It will take 3.1 times the rainfall and snow that fell on the Stanislaus River watershed this past year in order for the South San Joaquin Irrigation District and the three cities they serve — Manteca, Lathrop, and Tracy — to be where they are at now when October 2016 rolls around.

Modeling conducted on the watershed indicated 800,000 acre feet of water must flow into New Melones Reservoir over the next 12 months to preserve the current status quo.

Without it, the SSJID and the growers and cities they serve will face a “dire situation next year” warned SSJID General Manager Jeff Shields.

Only 260,000 acre feet of water has flowed into New Melones so far during the current water year that ends Wednesday. That compared to 320,000 acre feet that flowed into the reservoir in 2015 and 340,000 acre feet in 2014, the third and second years respectively of the current drought.

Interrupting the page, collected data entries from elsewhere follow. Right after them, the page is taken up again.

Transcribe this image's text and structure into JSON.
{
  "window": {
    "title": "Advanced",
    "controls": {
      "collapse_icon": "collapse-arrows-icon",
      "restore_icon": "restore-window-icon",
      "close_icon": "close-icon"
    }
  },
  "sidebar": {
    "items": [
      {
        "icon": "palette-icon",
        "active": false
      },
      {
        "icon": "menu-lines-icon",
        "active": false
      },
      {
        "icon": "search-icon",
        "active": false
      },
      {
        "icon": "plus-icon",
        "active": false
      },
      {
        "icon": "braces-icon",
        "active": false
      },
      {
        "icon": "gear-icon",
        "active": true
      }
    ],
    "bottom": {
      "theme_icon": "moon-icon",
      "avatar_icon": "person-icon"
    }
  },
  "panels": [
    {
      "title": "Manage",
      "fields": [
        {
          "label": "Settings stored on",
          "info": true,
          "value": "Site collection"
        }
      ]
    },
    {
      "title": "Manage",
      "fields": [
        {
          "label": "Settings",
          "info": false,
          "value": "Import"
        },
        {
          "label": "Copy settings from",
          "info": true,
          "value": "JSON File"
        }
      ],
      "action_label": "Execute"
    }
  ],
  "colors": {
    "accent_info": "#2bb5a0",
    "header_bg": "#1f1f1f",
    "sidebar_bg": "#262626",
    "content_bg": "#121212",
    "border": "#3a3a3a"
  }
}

Shields noted up through this year storage coupled with aggressive conservation has allowed the district and much of the rest of California to weather the drought.

“The reservoirs did what they were (designed) to do,” Shields said.

The problem is now that they have been depleted extensively — New Melones that can hold as much as 2.4 million acre feet of water was down to 276,593 acre feet as of Wednesday — the reservoirs will be of little or no help in helping much of California to bridge a fifth year of drought even if it eases up a bit. New Melones is slowly approaching 10 percent of capacity.

Shields and other experts say the El Nino weather pattern settling in over California may be of little or no help.

That’s because not all El Nino systems bring above average — or even average — precipitation to the mid-Sierra that feeds the Stanislaus River.

“We’d better pray for rain,” Shields said.

Overall, Southern California typically benefits the most. That will have minimal impact on water storage critical for bridging the summer and fall months given the south state doesn’t have that much storage capacity. Sixty percent of the state’s developed water supply relies on the Sierra snowpack to serve as de facto storage.

Shields said it is imperative that everyone continue conserving water even as the weather cools and winter returns.

The SSJID is ending the current irrigation season on Oct. 12.